Here is something similar that the head can be washed.


----------



## KIT.S (Oct 8, 2008)

Thank you, that's at least washable! 
Kit


----------



## lathermaker (May 7, 2010)

Menards, Home Depot, any of those types of stores carry that kind of mop.


----------



## eyore (Jan 7, 2011)

Not sure if these are washable but here is a cotton mop and the replacement wet mop head.

Fuller Cotton Wet Mop available at The Vermont Country Store

Replacement Wet Mop Head


----------



## ginnie5 (Jul 15, 2003)

We got the mop handle at Lowes. It has the place to put a replaceable string head in it. I made my own mop head though out of old t-shirts. Best mop I've ever had!


----------



## Big Dave (Feb 5, 2006)

I know what you are descibing and where to buy one. You must go to a janitor supply company near where you live. Will you ever be surprised at what you can get there.Hope you can find one near you.


----------



## CFarmerLady (Dec 1, 2011)

Restaurant supply stores will have these, and buckets too.

Oh, I just found our EcoLab catalogue. (I'm at work.) These guys sell food safety and cleaning equipment and supplies to restaurants. Their e-mail is foodsafetysolutions dot com. I'm not affiliated with them, promise.
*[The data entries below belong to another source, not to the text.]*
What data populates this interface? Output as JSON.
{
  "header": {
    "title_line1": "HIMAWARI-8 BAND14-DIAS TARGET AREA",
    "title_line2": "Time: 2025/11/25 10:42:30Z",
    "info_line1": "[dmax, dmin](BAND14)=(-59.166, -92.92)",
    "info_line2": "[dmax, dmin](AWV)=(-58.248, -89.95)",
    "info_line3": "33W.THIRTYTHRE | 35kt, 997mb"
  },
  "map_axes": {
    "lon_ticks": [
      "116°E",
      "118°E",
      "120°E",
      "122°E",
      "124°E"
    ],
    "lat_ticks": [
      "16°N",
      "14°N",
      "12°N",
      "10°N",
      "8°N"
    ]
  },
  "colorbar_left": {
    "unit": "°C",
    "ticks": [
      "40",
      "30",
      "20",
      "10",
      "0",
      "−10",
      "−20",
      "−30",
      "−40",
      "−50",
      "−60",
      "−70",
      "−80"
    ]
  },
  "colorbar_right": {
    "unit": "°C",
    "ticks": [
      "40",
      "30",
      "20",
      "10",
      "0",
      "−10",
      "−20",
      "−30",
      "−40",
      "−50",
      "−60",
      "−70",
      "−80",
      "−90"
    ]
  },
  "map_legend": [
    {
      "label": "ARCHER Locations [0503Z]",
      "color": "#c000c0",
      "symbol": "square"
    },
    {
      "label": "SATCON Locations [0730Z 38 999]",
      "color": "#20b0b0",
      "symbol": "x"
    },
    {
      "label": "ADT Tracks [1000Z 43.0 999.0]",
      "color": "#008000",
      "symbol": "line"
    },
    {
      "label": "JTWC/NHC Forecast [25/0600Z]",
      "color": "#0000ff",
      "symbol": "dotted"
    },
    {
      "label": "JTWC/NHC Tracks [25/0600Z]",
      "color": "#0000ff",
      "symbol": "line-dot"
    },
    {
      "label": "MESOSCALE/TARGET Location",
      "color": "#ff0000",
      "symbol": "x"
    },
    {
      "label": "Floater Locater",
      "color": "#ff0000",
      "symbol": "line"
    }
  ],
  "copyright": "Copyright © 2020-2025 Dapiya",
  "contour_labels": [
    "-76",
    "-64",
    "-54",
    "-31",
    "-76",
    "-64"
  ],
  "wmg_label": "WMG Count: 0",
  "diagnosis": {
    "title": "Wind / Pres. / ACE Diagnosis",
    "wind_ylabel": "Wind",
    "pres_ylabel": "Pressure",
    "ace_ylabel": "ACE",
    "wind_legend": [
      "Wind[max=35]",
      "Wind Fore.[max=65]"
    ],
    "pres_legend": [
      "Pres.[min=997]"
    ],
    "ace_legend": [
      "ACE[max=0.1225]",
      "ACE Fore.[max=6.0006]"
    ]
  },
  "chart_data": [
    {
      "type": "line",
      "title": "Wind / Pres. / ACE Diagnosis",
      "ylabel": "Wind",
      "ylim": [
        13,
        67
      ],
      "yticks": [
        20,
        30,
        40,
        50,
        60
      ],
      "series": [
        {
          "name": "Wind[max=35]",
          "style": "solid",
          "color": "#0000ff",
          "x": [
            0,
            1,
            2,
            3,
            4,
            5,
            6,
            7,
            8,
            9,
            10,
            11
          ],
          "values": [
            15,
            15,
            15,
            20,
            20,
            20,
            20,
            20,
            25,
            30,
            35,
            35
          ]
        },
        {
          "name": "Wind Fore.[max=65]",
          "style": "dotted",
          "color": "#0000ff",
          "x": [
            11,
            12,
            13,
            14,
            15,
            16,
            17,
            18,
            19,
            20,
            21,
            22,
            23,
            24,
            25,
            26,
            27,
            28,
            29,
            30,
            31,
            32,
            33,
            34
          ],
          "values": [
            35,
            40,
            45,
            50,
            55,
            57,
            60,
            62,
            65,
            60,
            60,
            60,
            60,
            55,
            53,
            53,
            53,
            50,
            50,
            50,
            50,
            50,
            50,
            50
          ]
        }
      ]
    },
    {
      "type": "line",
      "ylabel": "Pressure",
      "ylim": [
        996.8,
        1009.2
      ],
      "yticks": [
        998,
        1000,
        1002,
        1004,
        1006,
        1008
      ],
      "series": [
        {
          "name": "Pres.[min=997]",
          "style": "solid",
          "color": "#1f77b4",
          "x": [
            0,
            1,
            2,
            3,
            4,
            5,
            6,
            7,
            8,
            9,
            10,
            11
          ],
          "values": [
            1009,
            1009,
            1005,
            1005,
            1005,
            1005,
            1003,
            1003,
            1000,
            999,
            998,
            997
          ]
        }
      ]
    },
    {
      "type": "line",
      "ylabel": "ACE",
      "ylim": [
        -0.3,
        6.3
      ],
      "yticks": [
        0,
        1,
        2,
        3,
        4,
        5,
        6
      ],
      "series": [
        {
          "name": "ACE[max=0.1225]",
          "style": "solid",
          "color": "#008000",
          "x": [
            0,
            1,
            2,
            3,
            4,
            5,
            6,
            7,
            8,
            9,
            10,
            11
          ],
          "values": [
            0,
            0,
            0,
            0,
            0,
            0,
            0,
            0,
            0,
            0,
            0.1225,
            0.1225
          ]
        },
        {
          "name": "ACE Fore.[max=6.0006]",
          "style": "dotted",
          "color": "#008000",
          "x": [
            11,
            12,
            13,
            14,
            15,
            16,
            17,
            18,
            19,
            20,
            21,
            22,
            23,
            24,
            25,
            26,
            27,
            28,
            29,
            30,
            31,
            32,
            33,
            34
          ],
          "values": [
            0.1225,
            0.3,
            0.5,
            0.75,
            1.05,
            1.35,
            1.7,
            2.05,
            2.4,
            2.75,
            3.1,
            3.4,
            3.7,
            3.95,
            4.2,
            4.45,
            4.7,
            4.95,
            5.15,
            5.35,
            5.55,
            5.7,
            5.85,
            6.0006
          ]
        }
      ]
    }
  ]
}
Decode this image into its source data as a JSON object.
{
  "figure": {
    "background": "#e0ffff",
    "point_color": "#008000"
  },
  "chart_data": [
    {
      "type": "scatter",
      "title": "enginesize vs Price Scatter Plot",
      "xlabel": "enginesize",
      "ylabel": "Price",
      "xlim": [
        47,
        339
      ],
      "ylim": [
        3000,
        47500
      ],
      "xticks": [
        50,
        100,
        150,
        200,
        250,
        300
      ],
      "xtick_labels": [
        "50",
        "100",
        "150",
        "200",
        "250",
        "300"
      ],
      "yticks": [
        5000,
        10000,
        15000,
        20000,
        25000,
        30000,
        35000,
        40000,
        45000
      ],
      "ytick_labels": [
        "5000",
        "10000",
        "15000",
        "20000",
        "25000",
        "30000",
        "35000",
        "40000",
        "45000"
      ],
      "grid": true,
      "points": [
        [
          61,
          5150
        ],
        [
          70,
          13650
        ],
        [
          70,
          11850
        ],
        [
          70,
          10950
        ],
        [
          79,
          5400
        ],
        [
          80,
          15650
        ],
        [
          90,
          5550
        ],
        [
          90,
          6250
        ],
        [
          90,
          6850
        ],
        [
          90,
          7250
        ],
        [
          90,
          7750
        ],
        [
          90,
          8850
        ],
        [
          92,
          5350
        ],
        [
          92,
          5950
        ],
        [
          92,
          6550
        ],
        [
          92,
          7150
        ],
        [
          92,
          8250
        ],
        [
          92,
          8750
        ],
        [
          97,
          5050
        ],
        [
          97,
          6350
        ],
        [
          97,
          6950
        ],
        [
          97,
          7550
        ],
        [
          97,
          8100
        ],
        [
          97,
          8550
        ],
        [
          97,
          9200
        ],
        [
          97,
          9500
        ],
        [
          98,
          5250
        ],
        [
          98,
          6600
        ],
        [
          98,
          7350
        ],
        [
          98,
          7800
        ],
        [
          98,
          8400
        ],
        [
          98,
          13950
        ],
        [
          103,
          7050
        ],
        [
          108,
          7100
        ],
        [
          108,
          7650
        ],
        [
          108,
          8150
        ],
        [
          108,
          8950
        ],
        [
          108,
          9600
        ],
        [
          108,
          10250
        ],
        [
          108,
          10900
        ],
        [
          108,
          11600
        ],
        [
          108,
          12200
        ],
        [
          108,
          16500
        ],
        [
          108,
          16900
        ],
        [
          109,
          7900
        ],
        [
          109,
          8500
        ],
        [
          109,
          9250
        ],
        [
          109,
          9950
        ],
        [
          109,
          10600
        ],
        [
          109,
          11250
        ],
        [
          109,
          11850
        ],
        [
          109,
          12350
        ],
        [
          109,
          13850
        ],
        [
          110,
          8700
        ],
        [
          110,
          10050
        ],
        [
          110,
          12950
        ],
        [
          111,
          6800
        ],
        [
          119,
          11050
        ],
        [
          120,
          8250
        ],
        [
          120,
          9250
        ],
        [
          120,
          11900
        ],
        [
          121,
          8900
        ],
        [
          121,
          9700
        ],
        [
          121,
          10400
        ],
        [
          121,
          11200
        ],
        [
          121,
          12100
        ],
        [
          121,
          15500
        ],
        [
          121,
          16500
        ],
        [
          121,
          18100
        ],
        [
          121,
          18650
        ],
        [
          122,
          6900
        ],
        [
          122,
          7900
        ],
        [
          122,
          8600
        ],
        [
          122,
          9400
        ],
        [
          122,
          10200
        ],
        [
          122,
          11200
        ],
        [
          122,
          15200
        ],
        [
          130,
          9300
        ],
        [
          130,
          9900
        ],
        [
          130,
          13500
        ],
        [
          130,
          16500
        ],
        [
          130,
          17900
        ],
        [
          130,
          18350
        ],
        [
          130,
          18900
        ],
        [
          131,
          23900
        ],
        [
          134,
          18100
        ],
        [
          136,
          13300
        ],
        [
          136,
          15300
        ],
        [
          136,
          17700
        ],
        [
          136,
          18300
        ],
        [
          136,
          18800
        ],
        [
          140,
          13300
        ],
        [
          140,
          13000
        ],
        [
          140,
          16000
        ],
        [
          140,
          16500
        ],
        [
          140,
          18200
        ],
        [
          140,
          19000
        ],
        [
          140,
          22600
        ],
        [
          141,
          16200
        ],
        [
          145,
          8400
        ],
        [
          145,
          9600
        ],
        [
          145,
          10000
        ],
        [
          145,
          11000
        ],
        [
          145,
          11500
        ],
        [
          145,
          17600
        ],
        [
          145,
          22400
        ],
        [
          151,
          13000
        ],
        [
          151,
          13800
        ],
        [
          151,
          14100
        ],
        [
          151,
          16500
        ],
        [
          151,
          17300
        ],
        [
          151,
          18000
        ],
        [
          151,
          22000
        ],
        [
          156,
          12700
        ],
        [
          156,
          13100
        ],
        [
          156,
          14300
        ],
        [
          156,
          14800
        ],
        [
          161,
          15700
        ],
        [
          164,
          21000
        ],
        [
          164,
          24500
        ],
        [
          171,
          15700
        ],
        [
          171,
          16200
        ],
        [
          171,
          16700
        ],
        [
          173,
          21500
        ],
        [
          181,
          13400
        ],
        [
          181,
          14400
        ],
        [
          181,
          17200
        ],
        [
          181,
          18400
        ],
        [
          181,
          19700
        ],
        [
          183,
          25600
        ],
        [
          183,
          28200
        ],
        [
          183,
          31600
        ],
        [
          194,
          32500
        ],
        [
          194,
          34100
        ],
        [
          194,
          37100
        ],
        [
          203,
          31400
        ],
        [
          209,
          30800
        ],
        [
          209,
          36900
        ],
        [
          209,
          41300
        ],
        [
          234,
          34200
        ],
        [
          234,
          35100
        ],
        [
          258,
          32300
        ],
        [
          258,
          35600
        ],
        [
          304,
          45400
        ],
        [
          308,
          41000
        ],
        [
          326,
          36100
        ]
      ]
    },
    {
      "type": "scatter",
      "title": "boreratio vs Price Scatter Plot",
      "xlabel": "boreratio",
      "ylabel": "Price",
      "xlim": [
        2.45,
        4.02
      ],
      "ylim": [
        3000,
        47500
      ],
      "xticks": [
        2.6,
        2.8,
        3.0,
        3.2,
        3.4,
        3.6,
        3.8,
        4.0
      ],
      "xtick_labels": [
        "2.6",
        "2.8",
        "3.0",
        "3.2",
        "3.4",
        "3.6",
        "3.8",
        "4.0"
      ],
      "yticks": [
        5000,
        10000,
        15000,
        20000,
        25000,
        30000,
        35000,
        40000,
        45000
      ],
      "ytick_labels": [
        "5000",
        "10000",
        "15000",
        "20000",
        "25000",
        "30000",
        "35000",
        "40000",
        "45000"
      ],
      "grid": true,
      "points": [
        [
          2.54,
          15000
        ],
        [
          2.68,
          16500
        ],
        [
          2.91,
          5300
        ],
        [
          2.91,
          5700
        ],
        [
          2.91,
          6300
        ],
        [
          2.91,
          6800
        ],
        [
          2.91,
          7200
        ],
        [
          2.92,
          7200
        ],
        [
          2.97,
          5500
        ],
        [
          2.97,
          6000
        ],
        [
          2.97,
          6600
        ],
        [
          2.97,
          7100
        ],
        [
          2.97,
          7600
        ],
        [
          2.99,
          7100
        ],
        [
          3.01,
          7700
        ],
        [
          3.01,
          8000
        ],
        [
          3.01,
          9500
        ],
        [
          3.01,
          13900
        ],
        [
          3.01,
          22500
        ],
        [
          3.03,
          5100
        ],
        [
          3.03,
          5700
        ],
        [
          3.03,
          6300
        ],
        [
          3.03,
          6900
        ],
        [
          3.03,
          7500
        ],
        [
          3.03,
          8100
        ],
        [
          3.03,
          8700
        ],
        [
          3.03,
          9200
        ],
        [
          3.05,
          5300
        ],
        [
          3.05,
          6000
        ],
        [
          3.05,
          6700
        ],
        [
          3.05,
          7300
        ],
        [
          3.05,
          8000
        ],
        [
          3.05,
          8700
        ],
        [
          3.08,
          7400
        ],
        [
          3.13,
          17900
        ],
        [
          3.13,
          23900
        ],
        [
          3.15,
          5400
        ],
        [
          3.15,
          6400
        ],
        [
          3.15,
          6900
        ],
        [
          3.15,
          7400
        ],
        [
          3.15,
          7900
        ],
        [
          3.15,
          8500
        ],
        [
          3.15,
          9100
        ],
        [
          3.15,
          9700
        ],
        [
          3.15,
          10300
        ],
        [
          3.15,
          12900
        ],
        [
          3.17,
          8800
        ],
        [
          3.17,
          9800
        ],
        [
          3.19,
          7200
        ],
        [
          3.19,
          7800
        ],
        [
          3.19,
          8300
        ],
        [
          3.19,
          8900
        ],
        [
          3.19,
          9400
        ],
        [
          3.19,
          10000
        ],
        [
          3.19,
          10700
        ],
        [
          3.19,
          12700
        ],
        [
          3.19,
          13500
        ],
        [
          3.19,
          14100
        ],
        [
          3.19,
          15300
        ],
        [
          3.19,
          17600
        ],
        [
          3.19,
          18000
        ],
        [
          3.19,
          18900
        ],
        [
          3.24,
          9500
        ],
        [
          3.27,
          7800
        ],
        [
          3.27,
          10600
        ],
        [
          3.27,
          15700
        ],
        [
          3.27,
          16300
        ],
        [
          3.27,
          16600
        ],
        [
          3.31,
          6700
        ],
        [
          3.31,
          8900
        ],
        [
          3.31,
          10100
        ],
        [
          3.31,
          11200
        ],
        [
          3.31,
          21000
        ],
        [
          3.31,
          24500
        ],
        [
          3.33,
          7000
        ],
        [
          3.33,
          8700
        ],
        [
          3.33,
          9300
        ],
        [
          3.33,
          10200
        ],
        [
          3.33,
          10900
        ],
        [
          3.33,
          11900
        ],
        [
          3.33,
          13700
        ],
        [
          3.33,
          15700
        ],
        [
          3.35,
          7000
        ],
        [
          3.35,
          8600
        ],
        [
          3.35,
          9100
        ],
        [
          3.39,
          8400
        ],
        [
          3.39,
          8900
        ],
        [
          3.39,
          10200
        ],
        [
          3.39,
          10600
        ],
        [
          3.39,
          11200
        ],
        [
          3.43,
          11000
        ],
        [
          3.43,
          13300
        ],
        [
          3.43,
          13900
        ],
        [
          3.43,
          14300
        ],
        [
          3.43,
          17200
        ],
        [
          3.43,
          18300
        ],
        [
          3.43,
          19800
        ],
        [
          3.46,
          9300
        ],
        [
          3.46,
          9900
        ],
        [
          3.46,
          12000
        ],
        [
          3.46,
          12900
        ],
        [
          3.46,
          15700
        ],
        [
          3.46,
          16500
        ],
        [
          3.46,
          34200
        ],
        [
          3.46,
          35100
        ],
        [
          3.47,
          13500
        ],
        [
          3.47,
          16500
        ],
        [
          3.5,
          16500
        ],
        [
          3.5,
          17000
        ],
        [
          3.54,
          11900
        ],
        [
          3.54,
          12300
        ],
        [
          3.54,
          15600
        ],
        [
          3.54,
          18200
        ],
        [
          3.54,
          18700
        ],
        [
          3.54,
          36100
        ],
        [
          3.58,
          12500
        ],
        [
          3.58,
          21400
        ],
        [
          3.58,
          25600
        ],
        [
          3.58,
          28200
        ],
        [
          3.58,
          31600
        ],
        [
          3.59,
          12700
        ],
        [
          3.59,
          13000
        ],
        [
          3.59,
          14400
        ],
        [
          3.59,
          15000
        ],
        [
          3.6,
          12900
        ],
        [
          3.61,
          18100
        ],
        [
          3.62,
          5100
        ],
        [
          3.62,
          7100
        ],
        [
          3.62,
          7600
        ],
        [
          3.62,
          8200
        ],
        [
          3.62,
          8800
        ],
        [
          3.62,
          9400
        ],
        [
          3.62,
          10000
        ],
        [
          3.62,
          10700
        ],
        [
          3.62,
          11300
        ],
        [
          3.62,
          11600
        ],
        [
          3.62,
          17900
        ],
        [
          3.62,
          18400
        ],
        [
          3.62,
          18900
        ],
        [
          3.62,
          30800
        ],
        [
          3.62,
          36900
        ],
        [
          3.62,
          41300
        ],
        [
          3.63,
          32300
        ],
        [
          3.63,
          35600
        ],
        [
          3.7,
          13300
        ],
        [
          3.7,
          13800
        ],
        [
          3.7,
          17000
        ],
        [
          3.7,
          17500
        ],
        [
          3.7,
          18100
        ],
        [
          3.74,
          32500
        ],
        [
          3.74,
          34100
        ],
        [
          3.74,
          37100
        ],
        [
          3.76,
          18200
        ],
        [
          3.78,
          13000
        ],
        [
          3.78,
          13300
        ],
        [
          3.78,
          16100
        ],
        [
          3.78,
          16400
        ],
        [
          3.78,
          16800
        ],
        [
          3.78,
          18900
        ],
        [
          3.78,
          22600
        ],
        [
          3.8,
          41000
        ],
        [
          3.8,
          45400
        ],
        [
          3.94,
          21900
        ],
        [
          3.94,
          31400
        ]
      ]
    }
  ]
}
I just thought it might be something you'd like to look into.


----------



## samm (Dec 6, 2008)

the janitorial supply should have em. we have 2 that we bought 
at a auction, they are do heavy they almost mop theirselves
I take the mop head off and throw it in the washer with some
bleach, and hang to dry. fresh and ready use next time 

Samm


----------



## backwoods (Sep 12, 2004)

I bought one at Lowes.


----------



## KIT.S (Oct 8, 2008)

Thanks, folks. I found one at the janitorial supply. Not inexpensive, but what mom wanted. They had some interesting looking cleaners too. Next time I have time to shop...
Anyway, thank you for the input.
Kit


----------



## Bob Huntress (Dec 17, 2012)

Home Depot Pro and Home Depot carry the old school mops that we all remember and love. I remember using them as a kid at the nursing home that I worked at as well as the Navy and Coast Guard, which is how I know that Home Depot Pro has them. At one CG unit shoreside that I was stationed at, I was the petty officer in charge of supervising all the folks who got into trouble. That made me also the guy in charge of housekeeping and grounds. Before Home Depot became a GSA vender, I use to order our swabs (mops) from them. BTW, if you are wondering, yes, I constantly told my wife that she sould listen to my housekeeping input as I was a professional. I would tell her that I not only was a housekeeper, at that time, I was their boss. I taught them how to clean. She wasn't impressed, untill she had to go to Alabama for a few weeks. When she returned every part of the duplex at which we lived was so spotless that she said it made her nervous to see that much that clean.


----------